援軍の到着に歓喜し、色々な声が聞こえてきた。
「なあ、環。狂人扱いになってるんですけど・・・。」
「気にするな、噂は一人歩きするものだ。」
現場指揮官が声をかけてくる。
「こちらへどうぞ。」
「いや、おかげで盛り返しました。これでまだ戦える。」
「それほどでも。」
陣の中へ案内される二人。
「作戦概要は伺っています。」
「そう、送りこまれ続ける部隊ごと転送陣を吹き飛ばす。」
深刻な顔をしながら秀耶は言葉を続ける。
「問題は効果範囲がわからないこと。巻き込まれないように皆は防御を張ってほしい。」
「わかった。」
「できるだけ強いものを頼む。」
「では、秀耶。始めるとしよう。」
秀耶は札を取り出しなるべく小さい式神を召喚する。
肝となる札を二枚持たせると起動させる。するとすさまじい力が伝わってくる。
「頼むぞ!」
秀耶の掛け声と共に環が式神の守護をはじめると飛び立たせる。
案の定、危険を察知した敵は式神に襲いかかってきた。
「三分だ。それ以上は持たない。」
「わかった。」
秀耶は目を瞑り、式神から見える視界に集中する。
更に精度を増して避けてゆくが敵にとっても要の場所となるのだろう。攻撃がどんどん激しくなっていく。
「もう少し、もう少し耐えてくれ。」
なかなか目標地点に到達させてくれず、たまらず上空へ退避する。
「空気を流すように正面だけに集中展開できる?」
「もちろんだ。」
「合図をしたら頼む。」
コントロール限界まで上昇させると急降下させた。
「お願い。」
すぐに音速を超え、今度は多くの攻撃を受け流しながら目標地点へどんどん降下していく。
弾幕をくぐり抜け群衆へ突っ込んだ瞬間に起爆させた。
白い光と黒い光が混ざり合い反発する力が想定以上の大爆発を引き起こす。
「防壁全開!!」
目に見えるくらいハッキリとしたものが何層も展開されていたが、一層、一層、時間をかけて崩壊してゆく。

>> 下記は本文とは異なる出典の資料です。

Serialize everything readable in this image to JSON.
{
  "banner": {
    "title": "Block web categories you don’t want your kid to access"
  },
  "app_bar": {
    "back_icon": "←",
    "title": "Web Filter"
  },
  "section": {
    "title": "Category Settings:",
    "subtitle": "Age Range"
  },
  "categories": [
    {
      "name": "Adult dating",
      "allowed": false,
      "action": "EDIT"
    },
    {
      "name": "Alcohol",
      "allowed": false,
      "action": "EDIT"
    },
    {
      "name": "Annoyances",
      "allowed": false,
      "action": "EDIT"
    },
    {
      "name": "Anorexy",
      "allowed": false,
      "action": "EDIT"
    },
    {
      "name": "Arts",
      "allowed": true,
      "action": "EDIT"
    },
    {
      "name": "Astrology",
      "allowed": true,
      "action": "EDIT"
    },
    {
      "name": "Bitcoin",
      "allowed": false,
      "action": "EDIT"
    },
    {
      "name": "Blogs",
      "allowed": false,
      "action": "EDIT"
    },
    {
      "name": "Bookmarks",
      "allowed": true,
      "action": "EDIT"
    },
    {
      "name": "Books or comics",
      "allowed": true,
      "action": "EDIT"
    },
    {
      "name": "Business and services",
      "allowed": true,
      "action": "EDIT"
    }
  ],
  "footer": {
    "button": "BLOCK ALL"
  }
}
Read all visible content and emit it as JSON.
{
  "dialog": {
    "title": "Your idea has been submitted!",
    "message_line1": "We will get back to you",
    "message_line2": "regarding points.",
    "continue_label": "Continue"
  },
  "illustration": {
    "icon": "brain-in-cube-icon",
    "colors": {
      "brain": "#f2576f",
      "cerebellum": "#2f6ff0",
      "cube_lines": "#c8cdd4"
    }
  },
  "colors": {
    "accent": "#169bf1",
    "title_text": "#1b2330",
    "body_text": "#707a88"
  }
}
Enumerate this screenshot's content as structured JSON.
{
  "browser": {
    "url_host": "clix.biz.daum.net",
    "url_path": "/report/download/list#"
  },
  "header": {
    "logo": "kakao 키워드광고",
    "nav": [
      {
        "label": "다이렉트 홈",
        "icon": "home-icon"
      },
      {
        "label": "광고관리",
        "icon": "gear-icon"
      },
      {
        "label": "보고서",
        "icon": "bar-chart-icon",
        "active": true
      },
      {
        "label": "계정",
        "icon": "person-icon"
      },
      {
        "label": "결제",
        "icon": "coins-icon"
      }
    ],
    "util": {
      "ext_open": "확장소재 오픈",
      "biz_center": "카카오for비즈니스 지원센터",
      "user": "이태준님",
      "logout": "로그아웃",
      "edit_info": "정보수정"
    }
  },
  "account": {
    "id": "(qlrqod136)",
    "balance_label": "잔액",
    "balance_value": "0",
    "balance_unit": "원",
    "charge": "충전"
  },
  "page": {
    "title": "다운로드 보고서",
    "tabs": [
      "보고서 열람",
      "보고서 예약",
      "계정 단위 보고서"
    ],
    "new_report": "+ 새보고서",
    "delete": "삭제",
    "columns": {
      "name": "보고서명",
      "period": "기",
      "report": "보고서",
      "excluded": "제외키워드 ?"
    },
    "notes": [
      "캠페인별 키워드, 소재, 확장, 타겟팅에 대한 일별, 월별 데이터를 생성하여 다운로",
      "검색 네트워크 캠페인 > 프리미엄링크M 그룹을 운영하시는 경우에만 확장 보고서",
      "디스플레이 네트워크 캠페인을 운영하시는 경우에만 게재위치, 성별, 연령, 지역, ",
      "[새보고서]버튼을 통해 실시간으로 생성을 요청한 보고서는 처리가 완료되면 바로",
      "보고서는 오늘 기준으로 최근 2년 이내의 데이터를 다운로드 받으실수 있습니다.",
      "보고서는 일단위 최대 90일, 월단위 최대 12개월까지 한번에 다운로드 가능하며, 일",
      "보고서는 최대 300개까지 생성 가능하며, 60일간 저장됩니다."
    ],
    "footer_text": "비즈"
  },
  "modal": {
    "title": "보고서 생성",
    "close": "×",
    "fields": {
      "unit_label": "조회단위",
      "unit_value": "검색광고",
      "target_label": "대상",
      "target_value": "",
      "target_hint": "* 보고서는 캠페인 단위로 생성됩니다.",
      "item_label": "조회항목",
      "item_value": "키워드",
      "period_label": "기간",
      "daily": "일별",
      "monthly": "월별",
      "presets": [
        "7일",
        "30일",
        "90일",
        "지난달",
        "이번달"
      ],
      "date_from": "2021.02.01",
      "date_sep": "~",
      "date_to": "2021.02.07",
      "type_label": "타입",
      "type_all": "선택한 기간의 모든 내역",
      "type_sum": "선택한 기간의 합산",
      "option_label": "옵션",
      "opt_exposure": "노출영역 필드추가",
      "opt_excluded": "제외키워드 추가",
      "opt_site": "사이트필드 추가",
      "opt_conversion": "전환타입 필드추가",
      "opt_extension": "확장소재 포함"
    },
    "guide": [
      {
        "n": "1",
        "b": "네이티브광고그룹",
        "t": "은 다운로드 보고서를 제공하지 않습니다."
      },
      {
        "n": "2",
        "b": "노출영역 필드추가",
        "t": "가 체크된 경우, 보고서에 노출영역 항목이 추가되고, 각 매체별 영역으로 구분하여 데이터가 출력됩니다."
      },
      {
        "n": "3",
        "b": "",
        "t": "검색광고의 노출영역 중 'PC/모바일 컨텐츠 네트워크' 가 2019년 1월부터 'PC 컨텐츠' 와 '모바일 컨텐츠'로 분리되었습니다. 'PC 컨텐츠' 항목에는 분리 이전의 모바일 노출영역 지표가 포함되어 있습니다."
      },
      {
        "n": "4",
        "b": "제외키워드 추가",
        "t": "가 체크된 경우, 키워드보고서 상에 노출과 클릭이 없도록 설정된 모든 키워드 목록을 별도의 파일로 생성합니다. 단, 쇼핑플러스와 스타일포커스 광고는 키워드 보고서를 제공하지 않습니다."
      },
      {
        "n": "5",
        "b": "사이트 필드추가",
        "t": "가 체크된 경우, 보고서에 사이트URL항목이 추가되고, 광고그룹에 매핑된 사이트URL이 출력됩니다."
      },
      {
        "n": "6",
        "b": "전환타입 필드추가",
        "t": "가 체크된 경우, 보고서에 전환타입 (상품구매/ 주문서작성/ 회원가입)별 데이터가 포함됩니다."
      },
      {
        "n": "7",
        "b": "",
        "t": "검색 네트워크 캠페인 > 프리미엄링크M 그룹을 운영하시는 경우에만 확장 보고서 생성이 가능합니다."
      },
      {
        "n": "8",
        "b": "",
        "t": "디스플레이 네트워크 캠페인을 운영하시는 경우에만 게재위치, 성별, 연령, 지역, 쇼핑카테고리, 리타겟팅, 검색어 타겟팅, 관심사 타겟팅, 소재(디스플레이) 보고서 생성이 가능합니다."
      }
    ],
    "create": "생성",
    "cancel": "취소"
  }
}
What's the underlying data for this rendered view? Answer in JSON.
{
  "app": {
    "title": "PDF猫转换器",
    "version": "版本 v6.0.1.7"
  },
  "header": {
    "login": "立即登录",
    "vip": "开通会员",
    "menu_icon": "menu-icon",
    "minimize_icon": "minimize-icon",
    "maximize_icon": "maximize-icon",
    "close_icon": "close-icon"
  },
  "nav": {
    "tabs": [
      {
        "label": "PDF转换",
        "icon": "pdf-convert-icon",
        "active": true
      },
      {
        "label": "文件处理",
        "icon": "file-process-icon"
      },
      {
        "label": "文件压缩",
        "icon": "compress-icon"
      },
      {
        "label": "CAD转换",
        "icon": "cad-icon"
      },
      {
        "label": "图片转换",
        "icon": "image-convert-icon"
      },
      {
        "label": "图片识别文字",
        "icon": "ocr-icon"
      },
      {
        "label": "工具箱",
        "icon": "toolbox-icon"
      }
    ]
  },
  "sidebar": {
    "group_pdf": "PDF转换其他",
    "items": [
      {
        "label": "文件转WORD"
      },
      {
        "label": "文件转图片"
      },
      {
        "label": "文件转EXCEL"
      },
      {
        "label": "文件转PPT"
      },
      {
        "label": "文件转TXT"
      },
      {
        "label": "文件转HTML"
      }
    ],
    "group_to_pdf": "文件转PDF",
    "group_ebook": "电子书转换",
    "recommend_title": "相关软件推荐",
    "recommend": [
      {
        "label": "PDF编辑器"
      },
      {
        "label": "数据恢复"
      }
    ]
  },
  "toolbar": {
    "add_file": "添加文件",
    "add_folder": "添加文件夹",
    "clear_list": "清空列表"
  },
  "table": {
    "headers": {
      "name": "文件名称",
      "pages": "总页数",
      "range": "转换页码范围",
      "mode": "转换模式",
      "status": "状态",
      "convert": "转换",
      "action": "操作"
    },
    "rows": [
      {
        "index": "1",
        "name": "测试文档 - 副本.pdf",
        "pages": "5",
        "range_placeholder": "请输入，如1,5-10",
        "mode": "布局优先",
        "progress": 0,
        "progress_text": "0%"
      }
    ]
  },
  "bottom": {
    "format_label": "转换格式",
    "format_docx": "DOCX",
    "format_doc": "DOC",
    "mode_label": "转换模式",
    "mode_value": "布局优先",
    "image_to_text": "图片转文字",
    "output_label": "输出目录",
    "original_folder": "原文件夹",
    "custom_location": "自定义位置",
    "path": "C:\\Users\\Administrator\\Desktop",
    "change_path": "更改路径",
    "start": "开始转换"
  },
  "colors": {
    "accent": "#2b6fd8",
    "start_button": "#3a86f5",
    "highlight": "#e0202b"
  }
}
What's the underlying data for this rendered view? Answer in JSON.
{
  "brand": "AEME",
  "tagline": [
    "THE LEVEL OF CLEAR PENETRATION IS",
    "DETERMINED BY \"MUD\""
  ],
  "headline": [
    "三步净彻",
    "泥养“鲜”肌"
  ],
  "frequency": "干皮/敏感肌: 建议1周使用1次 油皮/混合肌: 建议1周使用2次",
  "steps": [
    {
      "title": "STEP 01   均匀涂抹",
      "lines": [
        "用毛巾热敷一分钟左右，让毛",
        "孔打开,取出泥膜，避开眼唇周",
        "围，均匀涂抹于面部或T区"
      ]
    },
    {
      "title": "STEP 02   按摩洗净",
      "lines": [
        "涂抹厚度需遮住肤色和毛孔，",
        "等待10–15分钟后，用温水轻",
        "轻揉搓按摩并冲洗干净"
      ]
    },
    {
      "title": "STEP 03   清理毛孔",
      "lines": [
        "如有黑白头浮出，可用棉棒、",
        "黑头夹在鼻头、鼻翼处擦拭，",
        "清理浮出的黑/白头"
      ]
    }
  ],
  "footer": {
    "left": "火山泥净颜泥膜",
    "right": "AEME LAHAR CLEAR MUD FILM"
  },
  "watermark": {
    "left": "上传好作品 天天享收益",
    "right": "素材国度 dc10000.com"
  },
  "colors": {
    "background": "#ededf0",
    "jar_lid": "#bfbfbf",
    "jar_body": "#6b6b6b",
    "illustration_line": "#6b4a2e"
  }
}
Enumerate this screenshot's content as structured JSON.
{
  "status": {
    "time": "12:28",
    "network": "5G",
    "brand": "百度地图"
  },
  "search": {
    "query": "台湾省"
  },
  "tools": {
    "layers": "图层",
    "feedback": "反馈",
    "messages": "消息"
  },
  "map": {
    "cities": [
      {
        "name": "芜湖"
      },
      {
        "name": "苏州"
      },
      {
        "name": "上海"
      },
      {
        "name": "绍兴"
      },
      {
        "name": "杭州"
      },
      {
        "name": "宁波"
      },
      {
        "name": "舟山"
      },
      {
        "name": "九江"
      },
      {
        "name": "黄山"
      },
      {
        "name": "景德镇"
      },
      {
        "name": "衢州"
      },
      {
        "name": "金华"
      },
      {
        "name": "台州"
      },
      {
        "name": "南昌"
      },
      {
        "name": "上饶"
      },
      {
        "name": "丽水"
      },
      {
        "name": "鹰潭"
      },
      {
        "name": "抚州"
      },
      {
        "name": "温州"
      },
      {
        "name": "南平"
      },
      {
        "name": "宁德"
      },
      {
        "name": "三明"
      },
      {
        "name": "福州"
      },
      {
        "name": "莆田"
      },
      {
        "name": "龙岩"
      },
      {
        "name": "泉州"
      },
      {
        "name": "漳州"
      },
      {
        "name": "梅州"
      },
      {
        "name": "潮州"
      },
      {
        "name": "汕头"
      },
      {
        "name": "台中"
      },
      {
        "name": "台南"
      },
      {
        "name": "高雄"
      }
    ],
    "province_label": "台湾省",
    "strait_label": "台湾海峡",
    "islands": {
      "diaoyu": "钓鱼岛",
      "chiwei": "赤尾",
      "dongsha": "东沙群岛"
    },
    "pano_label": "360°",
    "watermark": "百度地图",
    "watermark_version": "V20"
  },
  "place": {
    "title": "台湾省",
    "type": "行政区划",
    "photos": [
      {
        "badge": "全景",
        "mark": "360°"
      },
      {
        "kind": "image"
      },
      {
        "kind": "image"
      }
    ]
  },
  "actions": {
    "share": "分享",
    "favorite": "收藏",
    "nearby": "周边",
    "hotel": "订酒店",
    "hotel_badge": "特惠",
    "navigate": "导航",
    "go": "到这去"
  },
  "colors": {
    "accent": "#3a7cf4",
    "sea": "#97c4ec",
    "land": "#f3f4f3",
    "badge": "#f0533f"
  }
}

爆発から一分くらい経った頃だろうか轟音も収まり、余波も収まってきた。
予定以上の威力だった。味方を少し巻き込んだもののギリギリのところで持ちこたえ、大半の戦力を削ぎ補給路を絶つことに成功した。
「うぉーーーー!!」
前線は歓喜に沸き突撃し残存勢力を確実に減らしていく。
「お見事です。噂に偽りなしですね。」
「そりゃどうも!」
一仕事を終え二人は座り込む。
「お二人はお休みください。共に前線で戦ってきます。」
そう言って指揮官は陣を後にした。
「おつかれ、環。」
「おつかれ。後は皆んなに任せるとしよう。しばらく動けそうにない。」
「だな。」
次々と撃退報告が入ってきて胸を撫で下ろした。